Clipping — What It Means in Music Production
Clipping occurs when an audio signal exceeds the maximum level a system can reproduce, causing the waveform to be flattened at the ceiling and introducing harsh, non-musical distortion. In digital audio, clipping happens when the signal exceeds 0 dBFS.
Full Explanation
When a signal is clipped, the peaks of the waveform that exceed the maximum level are literally cut off, creating a flat-topped waveform. This introduces harmonic and intermodulation distortion that sounds harsh and unpleasant. The severity depends on how far and how often the signal exceeds the ceiling: a single sample over 0 dBFS may be inaudible, but sustained clipping is immediately noticeable as crackle, buzz, or harshness.
Hard clipping happens instantaneously at the ceiling and creates the harshest distortion. Soft clipping applies a gradual curve as the signal approaches the ceiling, creating a more musical form of saturation. Many analog emulation plugins and console models use soft clipping by design, which is why analog-style processing is often described as having a warm, forgiving character.

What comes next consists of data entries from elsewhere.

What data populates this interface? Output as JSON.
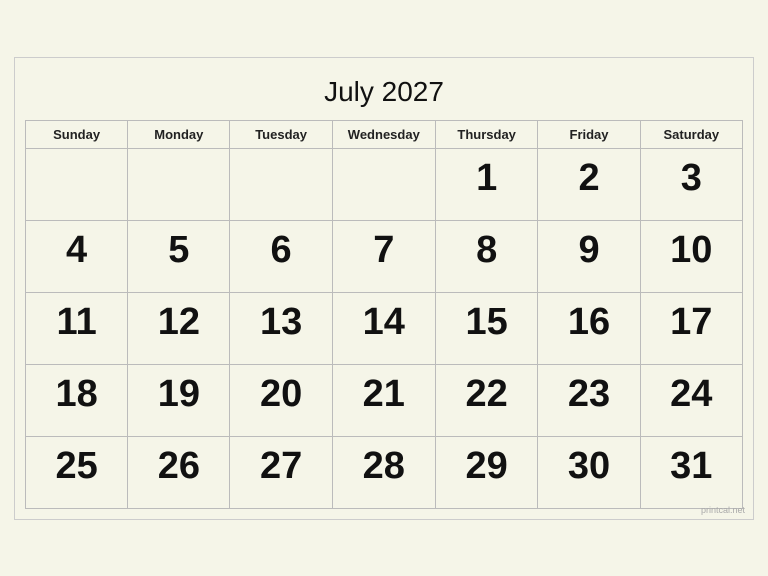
{
  "calendar": {
    "title": "July 2027",
    "days_of_week": [
      "Sunday",
      "Monday",
      "Tuesday",
      "Wednesday",
      "Thursday",
      "Friday",
      "Saturday"
    ],
    "weeks": [
      [
        "",
        "",
        "",
        "",
        "1",
        "2",
        "3"
      ],
      [
        "4",
        "5",
        "6",
        "7",
        "8",
        "9",
        "10"
      ],
      [
        "11",
        "12",
        "13",
        "14",
        "15",
        "16",
        "17"
      ],
      [
        "18",
        "19",
        "20",
        "21",
        "22",
        "23",
        "24"
      ],
      [
        "25",
        "26",
        "27",
        "28",
        "29",
        "30",
        "31"
      ]
    ],
    "watermark": "printcal.net"
  }
}
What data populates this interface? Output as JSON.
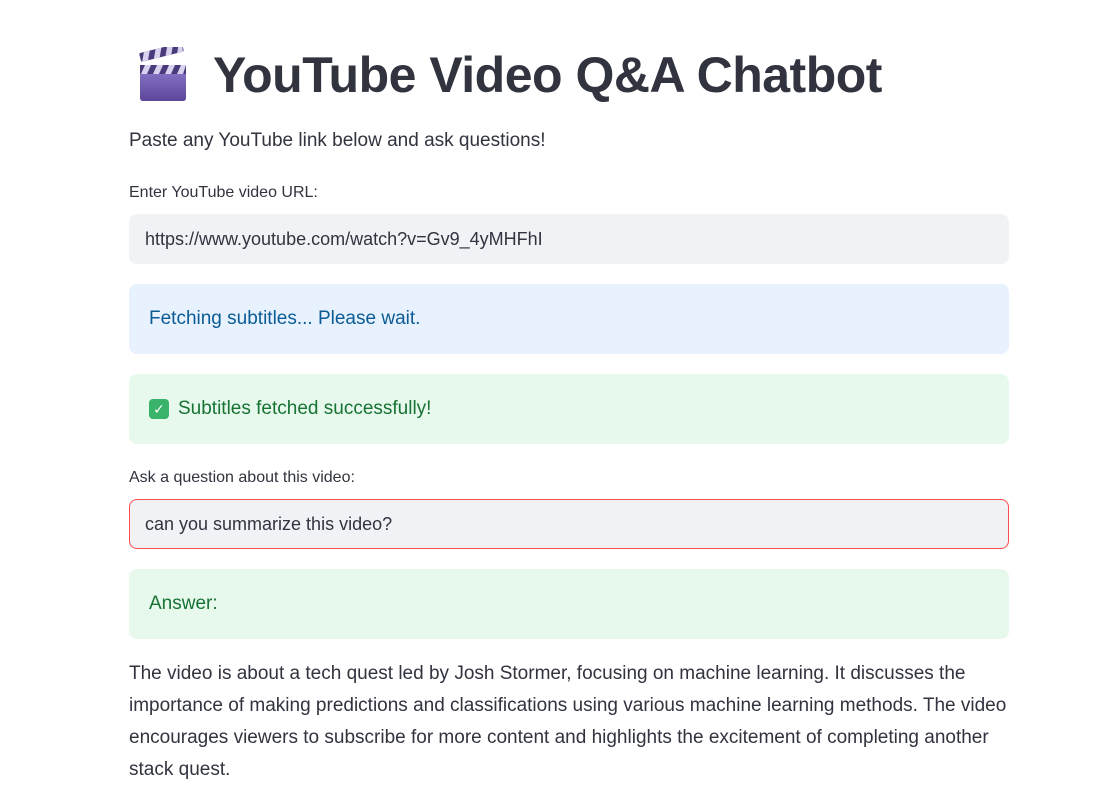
{
  "header": {
    "title": "YouTube Video Q&A Chatbot",
    "icon": "clapperboard-icon",
    "subtitle": "Paste any YouTube link below and ask questions!"
  },
  "url_field": {
    "label": "Enter YouTube video URL:",
    "value": "https://www.youtube.com/watch?v=Gv9_4yMHFhI"
  },
  "alerts": {
    "info": "Fetching subtitles... Please wait.",
    "success_icon": "check-mark-icon",
    "success": "Subtitles fetched successfully!"
  },
  "question_field": {
    "label": "Ask a question about this video:",
    "value": "can you summarize this video?"
  },
  "answer": {
    "heading": "Answer:",
    "text": "The video is about a tech quest led by Josh Stormer, focusing on machine learning. It discusses the importance of making predictions and classifications using various machine learning methods. The video encourages viewers to subscribe for more content and highlights the excitement of completing another stack quest."
  },
  "colors": {
    "text": "#31333f",
    "info_bg": "#e8f2fe",
    "info_text": "#0b5b94",
    "success_bg": "#e6f9ec",
    "success_text": "#177233",
    "input_bg": "#f0f2f6",
    "focus_border": "#ff4b4b"
  }
}
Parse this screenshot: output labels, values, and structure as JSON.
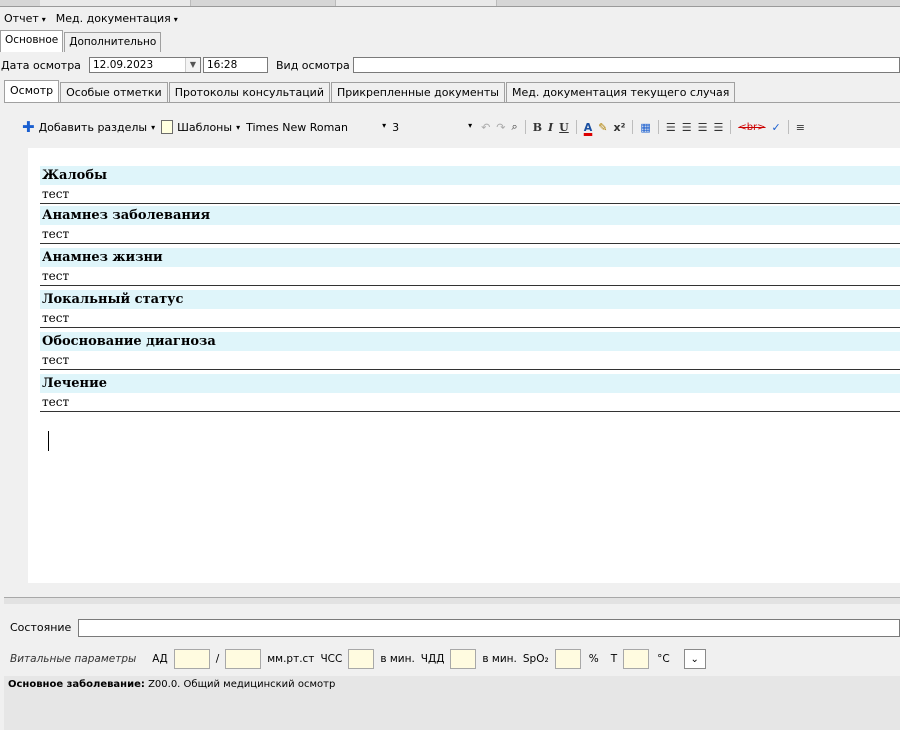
{
  "menu": [
    {
      "label": "Отчет",
      "caret": "▾"
    },
    {
      "label": "Мед. документация",
      "caret": "▾"
    }
  ],
  "top_tabs": [
    "Основное",
    "Дополнительно"
  ],
  "exam": {
    "date_label": "Дата осмотра",
    "date_value": "12.09.2023",
    "time_value": "16:28",
    "type_label": "Вид осмотра",
    "type_value": ""
  },
  "doc_tabs": [
    "Осмотр",
    "Особые отметки",
    "Протоколы консультаций",
    "Прикрепленные документы",
    "Мед. документация текущего случая"
  ],
  "toolbar": {
    "add_sections_label": "Добавить разделы",
    "templates_label": "Шаблоны",
    "font_name": "Times New Roman",
    "font_size": "3",
    "icons": [
      "undo-icon",
      "redo-icon",
      "find-icon",
      "bold-icon",
      "italic-icon",
      "underline-icon",
      "font-color-icon",
      "highlight-icon",
      "superscript-icon",
      "image-icon",
      "align-left-icon",
      "align-center-icon",
      "align-right-icon",
      "justify-icon",
      "strike-tag-icon",
      "spellcheck-icon",
      "list-icon"
    ]
  },
  "sections": [
    {
      "title": "Жалобы",
      "text": "тест"
    },
    {
      "title": "Анамнез заболевания",
      "text": "тест"
    },
    {
      "title": "Анамнез жизни",
      "text": "тест"
    },
    {
      "title": "Локальный статус",
      "text": "тест"
    },
    {
      "title": "Обоснование диагноза",
      "text": "тест"
    },
    {
      "title": "Лечение",
      "text": "тест"
    }
  ],
  "state": {
    "label": "Состояние",
    "value": ""
  },
  "vitals": {
    "label": "Витальные параметры",
    "ad_label": "АД",
    "slash": "/",
    "pressure_unit": "мм.рт.ст",
    "hr_label": "ЧСС",
    "hr_unit": "в мин.",
    "rr_label": "ЧДД",
    "rr_unit": "в мин.",
    "spo2_label": "SpO₂",
    "spo2_unit": "%",
    "temp_label": "Т",
    "temp_unit": "°С"
  },
  "diagnosis": {
    "label": "Основное заболевание:",
    "value": "Z00.0. Общий медицинский осмотр"
  },
  "colors": {
    "section_bg": "#dff5fa",
    "vital_box": "#fffbe0",
    "add_icon": "#1a5fd0"
  }
}
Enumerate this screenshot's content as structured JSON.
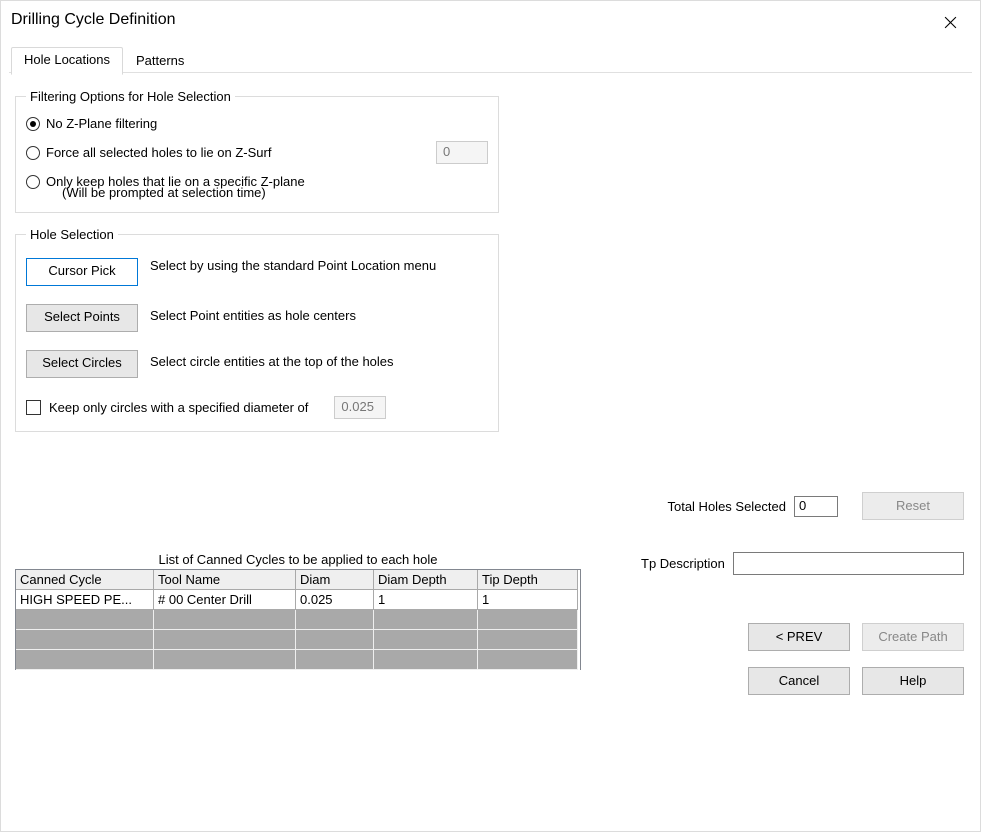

Intentional clipping (or "clipping" via a hard clipper plugin) is sometimes used as a mixing technique to shave off transient peaks before a limiter, allowing for louder masters with less limiting artifacts. This is different from accidental clipping caused by poor gain staging.
In Electronic Music
In electronic music, clipping is both a hazard and a tool. Accidental clipping from poor gain staging sounds terrible and must be avoided. But intentional soft clipping on drum buses, bass channels, or the master bus is a common technique in genres like techno and dubstep to add density and controlled saturation. Some producers use a hard clipper before the final limiter to handle transient peaks, allowing 1-2 dB of louder mastering with fewer pumping artifacts.